Now at this stage I'm not worried about this snag. One option is to shorten the alloy boss on the block and tap it for a time sert (like a helicoil only better) and hopefully goin my access there. But as it is a structural part of the block I want to avoid cutting into any needed material. If this turns out to be the case then I'll explore the possibility of either a different gearbox like a CA or evenwelding a new boss onto the bell housing. Most likely another box as the whole idea of this project is to make it affordable and easy enough that anybody could potentially have a crack at it.
So I'm off to the wreckers today to have a crack at finding a flywheel. And I might start grinding the sump too.
One of the things that concerns me at the moment is the clearance around the main caps.
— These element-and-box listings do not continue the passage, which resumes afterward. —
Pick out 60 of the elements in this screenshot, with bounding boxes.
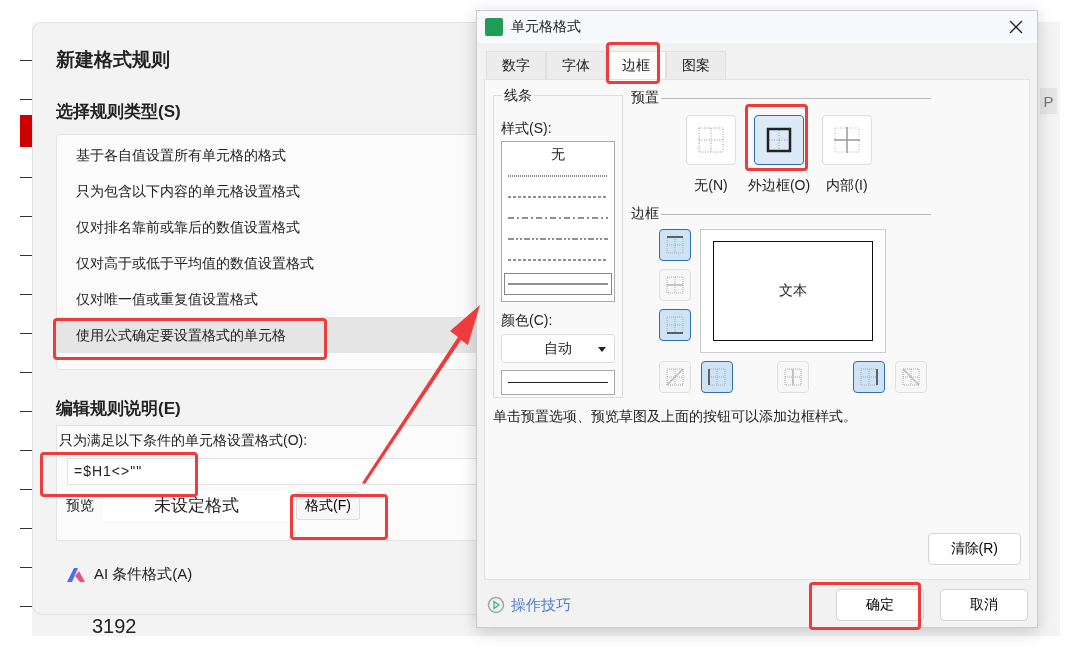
border-grid-icon xyxy=(665,367,685,387)
ai-logo-icon xyxy=(66,566,86,583)
app-icon xyxy=(485,18,503,36)
preset-label: 无(N) xyxy=(694,177,728,195)
section-heading: 编辑规则说明(E) xyxy=(56,398,181,420)
dialog-title: 单元格格式 xyxy=(511,18,581,36)
tab[interactable]: 边框 xyxy=(606,51,666,79)
style-label: 样式(S): xyxy=(501,120,553,138)
line-icon xyxy=(508,236,608,241)
ai-format-link[interactable]: AI 条件格式(A) xyxy=(94,565,193,584)
close-icon[interactable] xyxy=(1009,20,1023,34)
line-style-option[interactable] xyxy=(504,273,612,295)
section-heading: 选择规则类型(S) xyxy=(56,101,181,123)
border-grid-icon xyxy=(859,367,879,387)
preset-label: 外边框(O) xyxy=(747,177,811,195)
section-heading: 边框 xyxy=(631,205,659,223)
tab[interactable]: 数字 xyxy=(486,51,546,79)
border-toggle-button[interactable] xyxy=(659,309,691,341)
border-grid-icon xyxy=(783,367,803,387)
border-grid-icon xyxy=(707,367,727,387)
sheet-tab[interactable]: P xyxy=(1040,88,1057,114)
section-heading: 预置 xyxy=(631,89,659,107)
condition-label: 只为满足以下条件的单元格设置格式(O): xyxy=(58,432,308,450)
highlight-frame xyxy=(606,42,660,84)
line-icon xyxy=(508,282,608,286)
cancel-button[interactable]: 取消 xyxy=(940,589,1028,621)
preset-label: 内部(I) xyxy=(826,177,868,195)
border-grid-icon xyxy=(665,235,685,255)
tips-link[interactable]: 操作技巧 xyxy=(511,595,571,615)
border-toggle-button[interactable] xyxy=(853,361,885,393)
line-icon xyxy=(508,257,608,262)
line-icon xyxy=(508,215,608,220)
hint-text: 单击预置选项、预览草图及上面的按钮可以添加边框样式。 xyxy=(493,408,858,426)
color-label: 颜色(C): xyxy=(501,312,554,330)
group-title: 线条 xyxy=(502,87,534,105)
border-grid-icon xyxy=(696,125,726,155)
line-icon xyxy=(508,194,608,199)
line-style-option[interactable]: 无 xyxy=(504,144,612,165)
tab[interactable]: 图案 xyxy=(666,51,726,79)
clear-button[interactable]: 清除(R) xyxy=(927,533,1021,565)
ok-button[interactable]: 确定 xyxy=(836,589,924,621)
color-dropdown[interactable]: 自动 xyxy=(501,334,615,363)
preset-button[interactable] xyxy=(754,115,804,165)
preview-box: 未设定格式 xyxy=(103,491,289,521)
border-grid-icon xyxy=(764,125,794,155)
tab[interactable]: 字体 xyxy=(546,51,606,79)
caret-icon xyxy=(598,347,606,352)
border-toggle-button[interactable] xyxy=(659,229,691,261)
highlight-frame xyxy=(745,104,808,171)
line-icon xyxy=(508,173,608,178)
play-icon xyxy=(487,596,505,614)
preview-text: 文本 xyxy=(779,282,807,300)
cell-value: 3192 xyxy=(92,615,137,638)
border-grid-icon xyxy=(665,315,685,335)
border-grid-icon xyxy=(665,275,685,295)
border-toggle-button[interactable] xyxy=(701,361,733,393)
border-grid-icon xyxy=(832,125,862,155)
preview-label: 预览 xyxy=(66,497,95,515)
border-grid-icon xyxy=(901,367,921,387)
dialog-title: 新建格式规则 xyxy=(56,48,170,72)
As you can see it has a crank girdle incorperated into the main caps. From the sump measurements it does seem that i may have to raise the engine by 1cm possibly, those ribs at the rear are hollow and are strengthening for the sump as it applies some of the torque through it. I will be disposing of most of the lower section of the sump and retaining as much as possible.
As for the sump bowl position chris, it's nearly perfect. But it is about 2cm back from where it needs to be. My first thought was to cut and weld an alloy winged sump bowl to it but that may pose a problem as 3 of the sump bolts are removed from under the pressed tin bowl. Still not an impossible ask to get past. I already have a few ideas on that one too.